At least, they price their home according to the zestimate if it comes in really high. If it comes in low, then it’s obviously just a stupid computer glitch and can be safely ignored.
And it’s not just the Zestimate. Automated Valuation Models, or AVMs, are available everywhere now, including on a lot of broker websites. They’re fun in a “real estate porn” kind of way.
But you need to understand that AVMs were designed to provide quick and easy macro-level valuations for institutional investors who didn’t have the time or ability to do a detailed analysis. No one thinks that they’re as accurate as an actual comparative market analysis from a professional real estate agent or appraiser, not even the people who created them!
After all, Zillow itself admits to a national median error rate of about 8%, which means that half the zestimates are off by more than 8%. So for homes with zestimates of, say, $400,000, only half those homes are going to sell inside a range of about $368,000 to $432,000. The other half is actually worth more or less than that range.
But think about how you’d feel if an agent came to your house and said, “well, my advice would be to price it somewhere between $368,000 and $432,000, and I’m confident that we have a 50% chance of selling it within that range. Yay for me!”
Would you have a lot of confidence in that agent? Well, then, don’t fall in love with that AVM.
And the One Mistake They Make Afterwards….
Finally, even if sellers avoid the five big mistakes when they’re pricing their home, they can still make a mistake afterwards – namely, they “set it and forget it.”
Even in the best of circumstances, your initial home price is a guess. Pricing is both an art and a science, and you never quite know exactly how the market is going to react when you list your home.
Indeed, from a pure “Economics 101” perspective, it almost doesn’t matter where you initially price your home, because the market is going to “correct” you. If you price it too high, your home will languish on the market as buyers take a pass until you reduce it. And if you price it too low, you’ll drive intense buyer demand that can drive the price up over asking. Either way, either through reductions or bidding wars, you end up at the “true” market price.
But those economic fundamentals depend on you actually listening to what the market is telling you. What feedback are you getting from agents? What are buyers saying? What kind of traffic is your listing getting online? Is that traffic turning into showings? Into offers? Have other homes on the market sold? What for? And what happened to the buyers who did come to look at your home? Did they buy something else?
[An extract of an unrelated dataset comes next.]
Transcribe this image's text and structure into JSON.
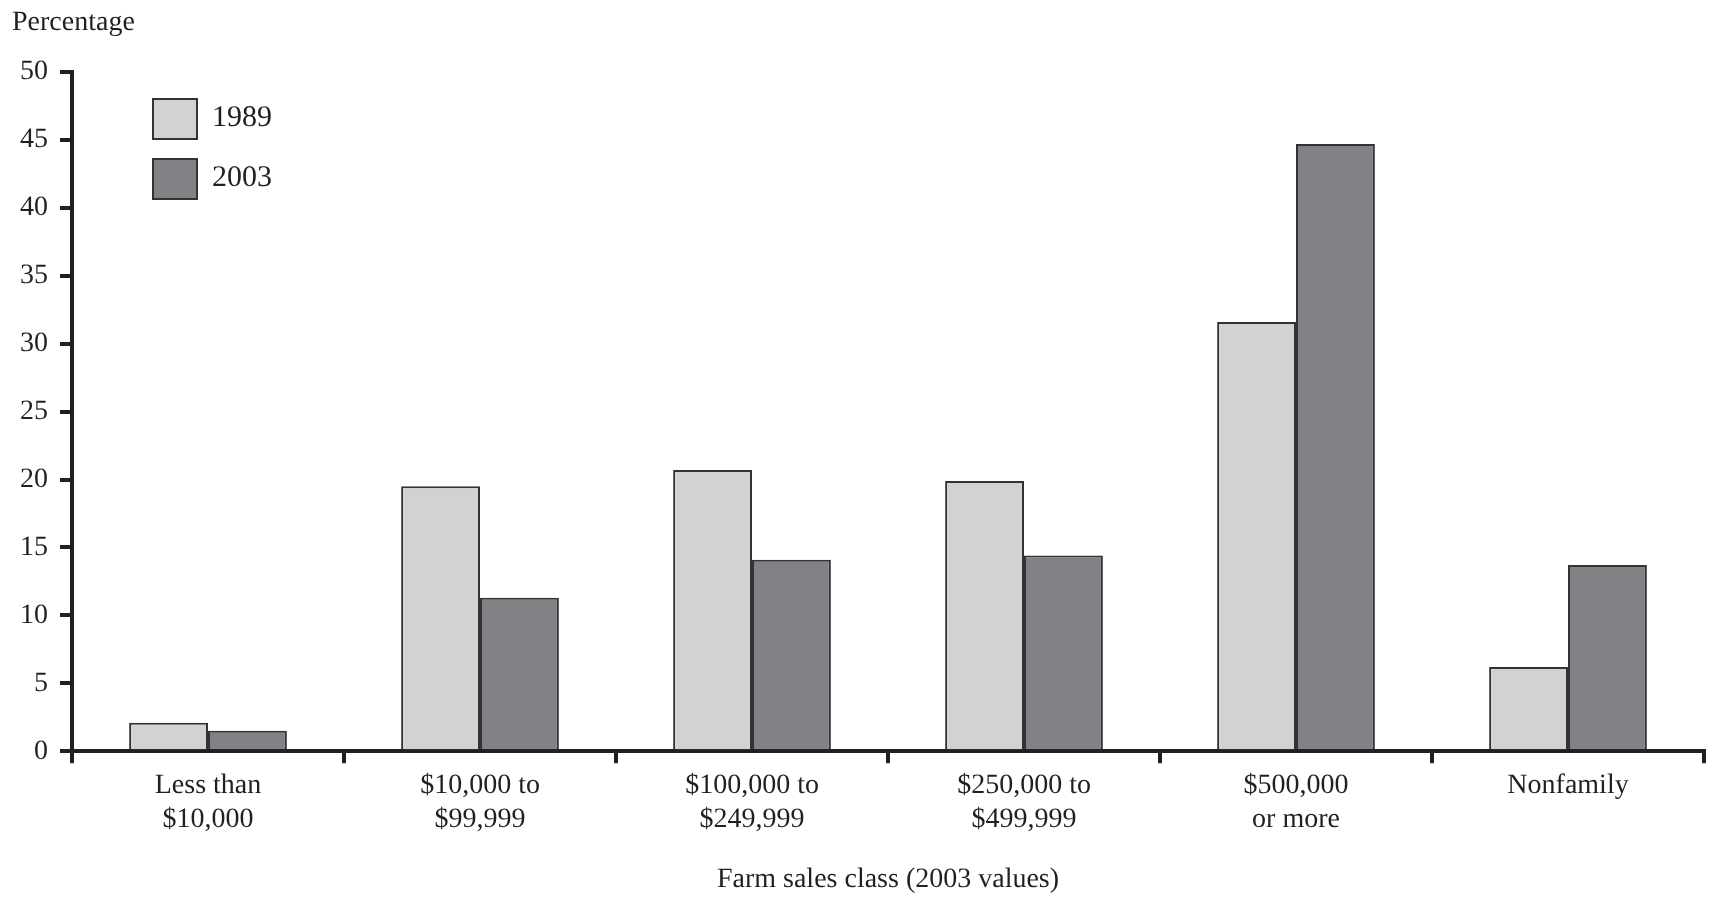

In other words, you need to stay engaged and involved in the marketing of your home, and listen to what the market is saying. If the market is telling you something, you’d better listen.
With all that said, you need to remember one thing: you’re the boss. Your agent works for you. Ideally, your agent should give you all the information you need to make an informed decision on price. And, also ideally, you should consider all that information and make a reasonable decision.
But at the end of the day, it’s your home. If you want to price it to the unsolds, or price it to what you need, or get every dollar you put into it – then that’s your call. Just don’t hold it against your agent if you go against her recommendations and you’re still living in a home for sale six months later.